Hmmm…I’m not sure why you would want to put “determinism” in the pluaral–I see no problem with that. The sentence sounds off to my ears, but I can’t figure out why. I would want to put the “to you” in, but I can’t see why the sentence as written would be technically wrong. This is a stumper for me, because it’s really coming across as incorrect to my ears.
The passive voice is probably a little confusing, so consider the active version: “The hand that the dealer deals to you represents determinism.” In this case you is the indirect object of the verb deals. There are cases where English drops the preposition to from a direct object (e.g., “Give me the ball” vs. “Give the ball to me”), and that’s what’s going on here. So the original quote is grammatically reasonable, if maybe not the sort of thing the textbooks would encourage.
On the other hand, “The hand that is dealt you represent challenges.” is definitely wrong. Drop the descriptive clause “that is dealt you” and you’re left with “The hand represent challenges.”. That has a pretty big subject-verb agreement issue.
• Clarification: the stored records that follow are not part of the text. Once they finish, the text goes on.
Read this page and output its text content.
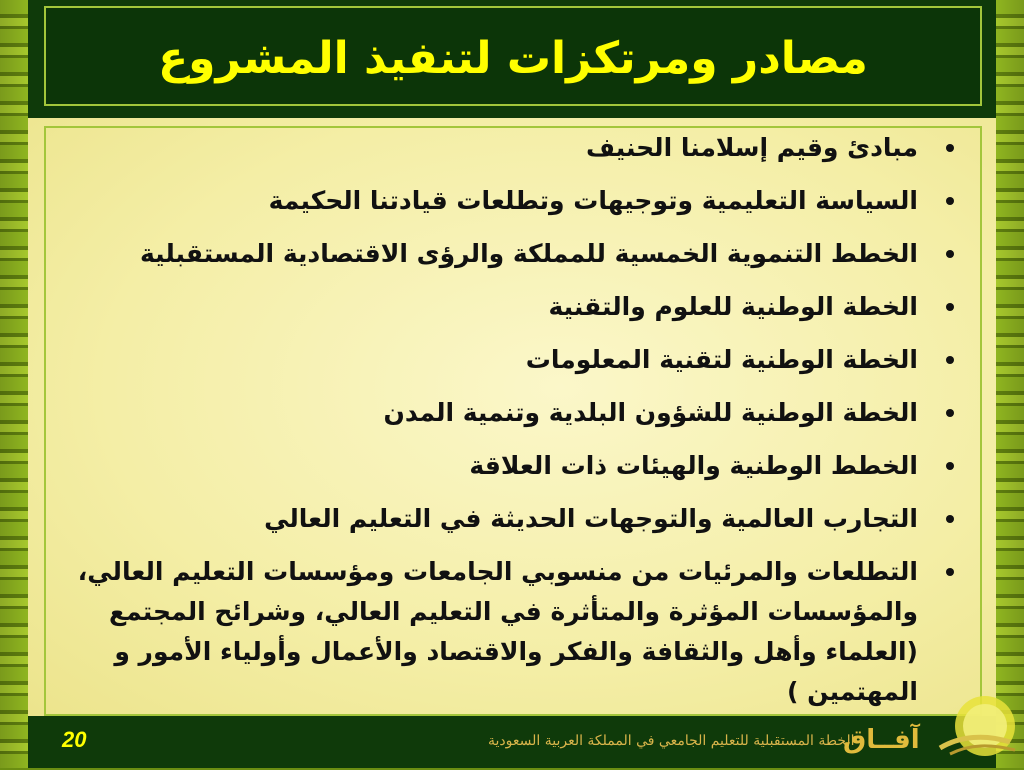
مصادر ومرتكزات لتنفيذ المشروع
مبادئ وقيم إسلامنا الحنيف
السياسة التعليمية وتوجيهات وتطلعات قيادتنا الحكيمة
الخطط التنموية الخمسية للمملكة والرؤى الاقتصادية المستقبلية
الخطة الوطنية للعلوم والتقنية
الخطة الوطنية لتقنية المعلومات
الخطة الوطنية للشؤون البلدية وتنمية المدن
الخطط الوطنية والهيئات ذات العلاقة
التجارب العالمية والتوجهات الحديثة في التعليم العالي
التطلعات والمرئيات من منسوبي الجامعات ومؤسسات التعليم العالي، والمؤسسات المؤثرة والمتأثرة في التعليم العالي، وشرائح المجتمع (العلماء وأهل والثقافة والفكر والاقتصاد والأعمال وأولياء الأمور و المهتمين )
20	الخطة المستقبلية للتعليم الجامعي في المملكة العربية السعودية
آفــاق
Yes, it is the passive that is throwing me off and making things sound odd to my ears.
“Give him the ball” sounds okay.
“I want the ball that was given him” sound wrong. I really think the “to” needs to me in there (and is analogous to the sentence in the OP). However, I’m not sure why it would be wrong. Or perhaps “I want the ball given him” is grammatically correct. shrug. It just sure as hell doesn’t seem like it should be.
Indirect objects are among the few places you can actually see some inflections in English. You* would never expect to have a preposition in the phrase “Give yourself a pat on the back,” because the pronoun you gets inflected to yourself, obviating the need (IIRC it’s the reflexive case, but it’s been a while and I don’t feel like cracking open my old grammar textbook). The structure is exactly the same, it’s just that in “The hand that is dealt you …” the indirect object pronoun doesn’t show any inflection in English. I leave it to Mssrs. Quirk and Greenbaum to debate whether that is because it doesn’t change case or because we don’t inflect whatever case it declines to.
“You” should be read to mean “A native speaker of English.” I try not to assume what people who speak English as a second language will expect.